On peut également observer chez la plupart des patients une influence très forte du système nerveux ( notamment le SN sympathique) dans le fonctionnement des patients. Un travail de relâchement et de normalisation du système nerveux par ce type d’ostéopathie, permet d’agir sur la manière dont le système reçoit les informations. La proprioception est modifiée, et souvent le niveau de tension nerveuse baisse, ce qui permet entre autre de soulager les ATM des puissants muscles masticateurs. Ce type de technique sur le système nerveux permet d’agir sur certaines parafonctions comme le bruxisme, dont l’influence néfaste sur les dents et la posture n’est plus à démontrer.

 

 

 

 

Florian Mandrillon

66 rue René Boulanger

75010 Paris

06 74 44 01 14

www.ostéopathe-mandrillon.com

 

 

*Meyer, Baron, 1973: Variation de l’activité tonique posturale orthostatique au cours d’une anesthésie régionale du trijumeau 

 

 

 

 

 

 

 

 

 

 

 

 

 

 

 

 

 

 

 

 

Lexique:

 

 

 

 

 

 

Système nerveux central (SNC): Partie du système nerveux situé à l’intérieur du crâne et de la colonne vertébrale, il comprend: le cerveau, le cervelet ( à l’arrière du crâne), et le tronc cérébral (ou bulbe rachidien).

il est appelé « central » par opposition au système nerveux périphérique (les différents nerfs qui parcourent le corps). Il contient des centres nerveux permettant la réception et l’émission d’informations, ainsi que la coordination de toutes les fonctions du corps humain.

 

Fascia: tissu fibreux, originellement considéré comme un système enveloppant les muscles et les organes, il est en fait un tissu omniprésent dans le corps humain, ressemblant à une toile d’araignée tendue entre les os, les muscles, les artères, les nerfs, les organes, etc. Il fait le lien entre toutes les parties du corps et transmets les (micro) contraintes mécaniques à l’ensemble du corps, permettant ainsi une cohérence structurelle et fonctionnelle dans le mouvement.

 

occlusodontiste: dentiste spécialisé dans l’occlusion.

 

nerf trijumeau: 5e nerf crânien, responsable de la sensibilité du front, des joues, de la mandibule, et de la motricité des muscles de la mastication.

 

nerf oculomoteur: 3e nerf crânien, responsable du contrôle de la plupart de la majorité des muscles autour de l’oeil.

 

dure‑mère: membrane fibreuse entourant le système nerveux central, autour du cerveau et de la moëlle épinière.

 

nocicepteur: récepteur spécialisé dans les informations douloureuses.
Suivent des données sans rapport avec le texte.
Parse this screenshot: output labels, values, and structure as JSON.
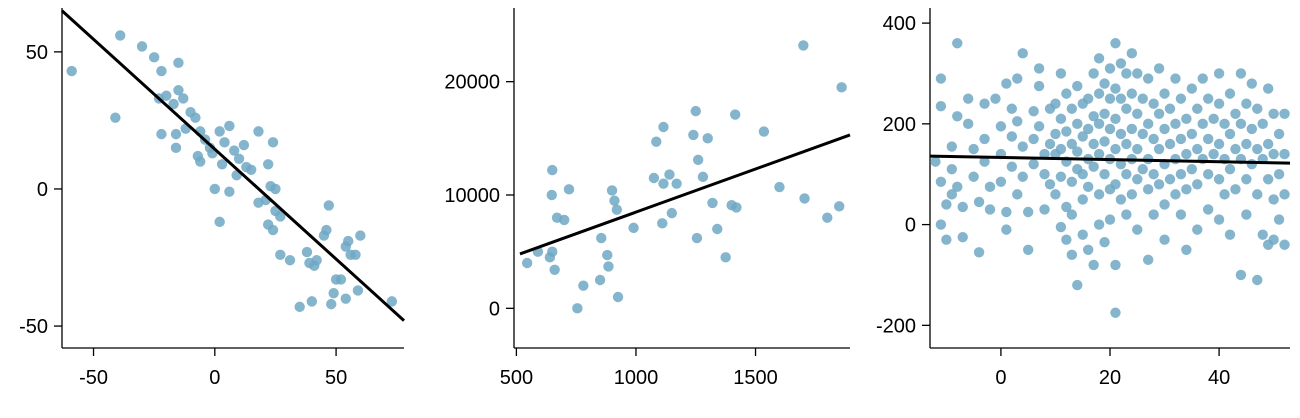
{
  "chart_data": [
    {
      "type": "scatter",
      "title": "",
      "xlabel": "",
      "ylabel": "",
      "xlim": [
        -63,
        78
      ],
      "ylim": [
        -58,
        66
      ],
      "xticks": [
        -50,
        0,
        50
      ],
      "yticks": [
        -50,
        0,
        50
      ],
      "grid": false,
      "point_color": "#6fa8c4",
      "line_color": "#000000",
      "fit_line": [
        [
          -63,
          65
        ],
        [
          78,
          -48
        ]
      ],
      "points": [
        [
          -59,
          43
        ],
        [
          -41,
          26
        ],
        [
          -39,
          56
        ],
        [
          -30,
          52
        ],
        [
          -25,
          48
        ],
        [
          -22,
          43
        ],
        [
          -23,
          33
        ],
        [
          -20,
          34
        ],
        [
          -17,
          31
        ],
        [
          -15,
          46
        ],
        [
          -15,
          36
        ],
        [
          -13,
          33
        ],
        [
          -12,
          22
        ],
        [
          -16,
          20
        ],
        [
          -22,
          20
        ],
        [
          -16,
          15
        ],
        [
          -10,
          28
        ],
        [
          -8,
          26
        ],
        [
          -6,
          21
        ],
        [
          -4,
          18
        ],
        [
          -2,
          15
        ],
        [
          -6,
          10
        ],
        [
          -7,
          12
        ],
        [
          -1,
          13
        ],
        [
          2,
          21
        ],
        [
          6,
          23
        ],
        [
          4,
          17
        ],
        [
          3,
          9
        ],
        [
          8,
          14
        ],
        [
          10,
          11
        ],
        [
          12,
          16
        ],
        [
          13,
          8
        ],
        [
          0,
          0
        ],
        [
          2,
          -12
        ],
        [
          6,
          -1
        ],
        [
          9,
          5
        ],
        [
          15,
          7
        ],
        [
          18,
          21
        ],
        [
          18,
          -5
        ],
        [
          21,
          -4
        ],
        [
          22,
          9
        ],
        [
          24,
          17
        ],
        [
          23,
          1
        ],
        [
          25,
          0
        ],
        [
          25,
          -8
        ],
        [
          22,
          -13
        ],
        [
          24,
          -15
        ],
        [
          27,
          -10
        ],
        [
          27,
          -24
        ],
        [
          31,
          -26
        ],
        [
          35,
          -43
        ],
        [
          38,
          -23
        ],
        [
          39,
          -27
        ],
        [
          41,
          -28
        ],
        [
          42,
          -26
        ],
        [
          40,
          -41
        ],
        [
          45,
          -17
        ],
        [
          46,
          -15
        ],
        [
          47,
          -6
        ],
        [
          48,
          -42
        ],
        [
          49,
          -38
        ],
        [
          50,
          -33
        ],
        [
          52,
          -33
        ],
        [
          54,
          -21
        ],
        [
          55,
          -19
        ],
        [
          54,
          -40
        ],
        [
          56,
          -24
        ],
        [
          58,
          -24
        ],
        [
          59,
          -37
        ],
        [
          60,
          -17
        ],
        [
          73,
          -41
        ]
      ]
    },
    {
      "type": "scatter",
      "title": "",
      "xlabel": "",
      "ylabel": "",
      "xlim": [
        490,
        1895
      ],
      "ylim": [
        -3500,
        26500
      ],
      "xticks": [
        500,
        1000,
        1500
      ],
      "yticks": [
        0,
        10000,
        20000
      ],
      "grid": false,
      "point_color": "#6fa8c4",
      "line_color": "#000000",
      "fit_line": [
        [
          515,
          4800
        ],
        [
          1895,
          15300
        ]
      ],
      "points": [
        [
          545,
          4000
        ],
        [
          590,
          5000
        ],
        [
          640,
          4500
        ],
        [
          648,
          10000
        ],
        [
          650,
          12200
        ],
        [
          650,
          5000
        ],
        [
          660,
          3400
        ],
        [
          670,
          8000
        ],
        [
          700,
          7800
        ],
        [
          720,
          10500
        ],
        [
          755,
          0
        ],
        [
          780,
          2000
        ],
        [
          850,
          2500
        ],
        [
          855,
          6200
        ],
        [
          880,
          4700
        ],
        [
          885,
          3700
        ],
        [
          900,
          10400
        ],
        [
          910,
          9500
        ],
        [
          920,
          8700
        ],
        [
          925,
          1000
        ],
        [
          990,
          7100
        ],
        [
          1075,
          11500
        ],
        [
          1085,
          14700
        ],
        [
          1110,
          7500
        ],
        [
          1115,
          11000
        ],
        [
          1115,
          16000
        ],
        [
          1140,
          11800
        ],
        [
          1150,
          8400
        ],
        [
          1170,
          11000
        ],
        [
          1240,
          15300
        ],
        [
          1250,
          17400
        ],
        [
          1255,
          6200
        ],
        [
          1260,
          13100
        ],
        [
          1280,
          11600
        ],
        [
          1300,
          15000
        ],
        [
          1320,
          9300
        ],
        [
          1340,
          7000
        ],
        [
          1375,
          4500
        ],
        [
          1400,
          9100
        ],
        [
          1415,
          17100
        ],
        [
          1420,
          8900
        ],
        [
          1535,
          15600
        ],
        [
          1600,
          10700
        ],
        [
          1700,
          23200
        ],
        [
          1705,
          9700
        ],
        [
          1800,
          8000
        ],
        [
          1850,
          9000
        ],
        [
          1860,
          19500
        ]
      ]
    },
    {
      "type": "scatter",
      "title": "",
      "xlabel": "",
      "ylabel": "",
      "xlim": [
        -13,
        53
      ],
      "ylim": [
        -245,
        430
      ],
      "xticks": [
        0,
        20,
        40
      ],
      "yticks": [
        -200,
        0,
        200,
        400
      ],
      "grid": false,
      "point_color": "#6fa8c4",
      "line_color": "#000000",
      "fit_line": [
        [
          -13,
          136
        ],
        [
          53,
          122
        ]
      ],
      "points": [
        [
          -11,
          290
        ],
        [
          -11,
          235
        ],
        [
          -12,
          125
        ],
        [
          -11,
          85
        ],
        [
          -10,
          40
        ],
        [
          -11,
          0
        ],
        [
          -10,
          -30
        ],
        [
          -8,
          360
        ],
        [
          -8,
          215
        ],
        [
          -9,
          155
        ],
        [
          -9,
          110
        ],
        [
          -8,
          75
        ],
        [
          -9,
          60
        ],
        [
          -7,
          35
        ],
        [
          -7,
          -25
        ],
        [
          -6,
          250
        ],
        [
          -6,
          200
        ],
        [
          -5,
          150
        ],
        [
          -5,
          95
        ],
        [
          -4,
          45
        ],
        [
          -4,
          -55
        ],
        [
          -3,
          240
        ],
        [
          -3,
          170
        ],
        [
          -3,
          125
        ],
        [
          -2,
          75
        ],
        [
          -2,
          30
        ],
        [
          -1,
          250
        ],
        [
          0,
          195
        ],
        [
          0,
          140
        ],
        [
          0,
          85
        ],
        [
          1,
          25
        ],
        [
          1,
          -10
        ],
        [
          1,
          280
        ],
        [
          2,
          230
        ],
        [
          2,
          175
        ],
        [
          2,
          115
        ],
        [
          3,
          60
        ],
        [
          3,
          290
        ],
        [
          3,
          205
        ],
        [
          4,
          340
        ],
        [
          4,
          155
        ],
        [
          4,
          95
        ],
        [
          5,
          25
        ],
        [
          5,
          -50
        ],
        [
          6,
          225
        ],
        [
          6,
          170
        ],
        [
          6,
          120
        ],
        [
          7,
          310
        ],
        [
          7,
          275
        ],
        [
          7,
          195
        ],
        [
          8,
          140
        ],
        [
          8,
          100
        ],
        [
          8,
          30
        ],
        [
          9,
          230
        ],
        [
          9,
          160
        ],
        [
          9,
          80
        ],
        [
          10,
          240
        ],
        [
          10,
          180
        ],
        [
          10,
          140
        ],
        [
          10,
          60
        ],
        [
          11,
          300
        ],
        [
          11,
          210
        ],
        [
          11,
          150
        ],
        [
          11,
          95
        ],
        [
          11,
          -5
        ],
        [
          12,
          260
        ],
        [
          12,
          185
        ],
        [
          12,
          125
        ],
        [
          12,
          35
        ],
        [
          12,
          -30
        ],
        [
          13,
          230
        ],
        [
          13,
          160
        ],
        [
          13,
          85
        ],
        [
          13,
          20
        ],
        [
          13,
          -60
        ],
        [
          14,
          275
        ],
        [
          14,
          200
        ],
        [
          14,
          145
        ],
        [
          14,
          110
        ],
        [
          14,
          -120
        ],
        [
          15,
          240
        ],
        [
          15,
          175
        ],
        [
          15,
          100
        ],
        [
          15,
          50
        ],
        [
          15,
          -20
        ],
        [
          16,
          250
        ],
        [
          16,
          190
        ],
        [
          16,
          130
        ],
        [
          16,
          75
        ],
        [
          16,
          -50
        ],
        [
          17,
          300
        ],
        [
          17,
          215
        ],
        [
          17,
          160
        ],
        [
          17,
          115
        ],
        [
          17,
          -80
        ],
        [
          18,
          330
        ],
        [
          18,
          260
        ],
        [
          18,
          200
        ],
        [
          18,
          140
        ],
        [
          18,
          60
        ],
        [
          18,
          0
        ],
        [
          19,
          280
        ],
        [
          19,
          220
        ],
        [
          19,
          165
        ],
        [
          19,
          100
        ],
        [
          19,
          -35
        ],
        [
          20,
          310
        ],
        [
          20,
          250
        ],
        [
          20,
          190
        ],
        [
          20,
          130
        ],
        [
          20,
          70
        ],
        [
          20,
          10
        ],
        [
          21,
          360
        ],
        [
          21,
          270
        ],
        [
          21,
          210
        ],
        [
          21,
          150
        ],
        [
          21,
          80
        ],
        [
          21,
          -80
        ],
        [
          21,
          -175
        ],
        [
          22,
          320
        ],
        [
          22,
          250
        ],
        [
          22,
          180
        ],
        [
          22,
          120
        ],
        [
          22,
          50
        ],
        [
          23,
          300
        ],
        [
          23,
          230
        ],
        [
          23,
          160
        ],
        [
          23,
          100
        ],
        [
          23,
          20
        ],
        [
          24,
          340
        ],
        [
          24,
          260
        ],
        [
          24,
          190
        ],
        [
          24,
          130
        ],
        [
          24,
          60
        ],
        [
          25,
          300
        ],
        [
          25,
          220
        ],
        [
          25,
          150
        ],
        [
          25,
          90
        ],
        [
          25,
          -10
        ],
        [
          26,
          250
        ],
        [
          26,
          180
        ],
        [
          26,
          110
        ],
        [
          27,
          290
        ],
        [
          27,
          200
        ],
        [
          27,
          130
        ],
        [
          27,
          70
        ],
        [
          27,
          -70
        ],
        [
          28,
          240
        ],
        [
          28,
          170
        ],
        [
          28,
          100
        ],
        [
          28,
          20
        ],
        [
          29,
          310
        ],
        [
          29,
          220
        ],
        [
          29,
          150
        ],
        [
          29,
          80
        ],
        [
          30,
          260
        ],
        [
          30,
          190
        ],
        [
          30,
          120
        ],
        [
          30,
          40
        ],
        [
          30,
          -30
        ],
        [
          31,
          230
        ],
        [
          31,
          160
        ],
        [
          31,
          90
        ],
        [
          32,
          290
        ],
        [
          32,
          200
        ],
        [
          32,
          130
        ],
        [
          32,
          60
        ],
        [
          33,
          250
        ],
        [
          33,
          170
        ],
        [
          33,
          100
        ],
        [
          33,
          20
        ],
        [
          34,
          210
        ],
        [
          34,
          140
        ],
        [
          34,
          70
        ],
        [
          34,
          -50
        ],
        [
          35,
          270
        ],
        [
          35,
          180
        ],
        [
          35,
          110
        ],
        [
          36,
          230
        ],
        [
          36,
          150
        ],
        [
          36,
          80
        ],
        [
          36,
          -10
        ],
        [
          37,
          290
        ],
        [
          37,
          200
        ],
        [
          37,
          130
        ],
        [
          38,
          250
        ],
        [
          38,
          170
        ],
        [
          38,
          100
        ],
        [
          38,
          30
        ],
        [
          39,
          210
        ],
        [
          39,
          140
        ],
        [
          40,
          300
        ],
        [
          40,
          240
        ],
        [
          40,
          160
        ],
        [
          40,
          90
        ],
        [
          40,
          10
        ],
        [
          41,
          200
        ],
        [
          41,
          130
        ],
        [
          41,
          60
        ],
        [
          42,
          260
        ],
        [
          42,
          180
        ],
        [
          42,
          110
        ],
        [
          42,
          -20
        ],
        [
          43,
          220
        ],
        [
          43,
          150
        ],
        [
          43,
          70
        ],
        [
          44,
          300
        ],
        [
          44,
          200
        ],
        [
          44,
          130
        ],
        [
          44,
          -100
        ],
        [
          45,
          240
        ],
        [
          45,
          160
        ],
        [
          45,
          90
        ],
        [
          45,
          20
        ],
        [
          46,
          280
        ],
        [
          46,
          190
        ],
        [
          46,
          120
        ],
        [
          47,
          230
        ],
        [
          47,
          150
        ],
        [
          47,
          60
        ],
        [
          47,
          -110
        ],
        [
          48,
          200
        ],
        [
          48,
          130
        ],
        [
          48,
          -20
        ],
        [
          49,
          270
        ],
        [
          49,
          160
        ],
        [
          49,
          90
        ],
        [
          49,
          -40
        ],
        [
          50,
          220
        ],
        [
          50,
          140
        ],
        [
          50,
          50
        ],
        [
          50,
          -30
        ],
        [
          51,
          180
        ],
        [
          51,
          100
        ],
        [
          51,
          10
        ],
        [
          52,
          220
        ],
        [
          52,
          140
        ],
        [
          52,
          60
        ],
        [
          52,
          -40
        ]
      ]
    }
  ]
}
mécanorécepteur: récepteur spécialisé dans les informations mécaniques.

muscles verniers: petits muscles reliant les deux premières vertèbres cervicales à la base du crâne.

 

charnière crânio‑rachidienne: articulation entre le crâne et les vertèbres cervicales.

 

système nerveux sympathique: partie du système nerveux végétatif responsable du fonctionnement involontaire de nos organes, avec le système nerveux parasympathique. Le sympathique est particulièrement actif dans les situations d’agression, de stress.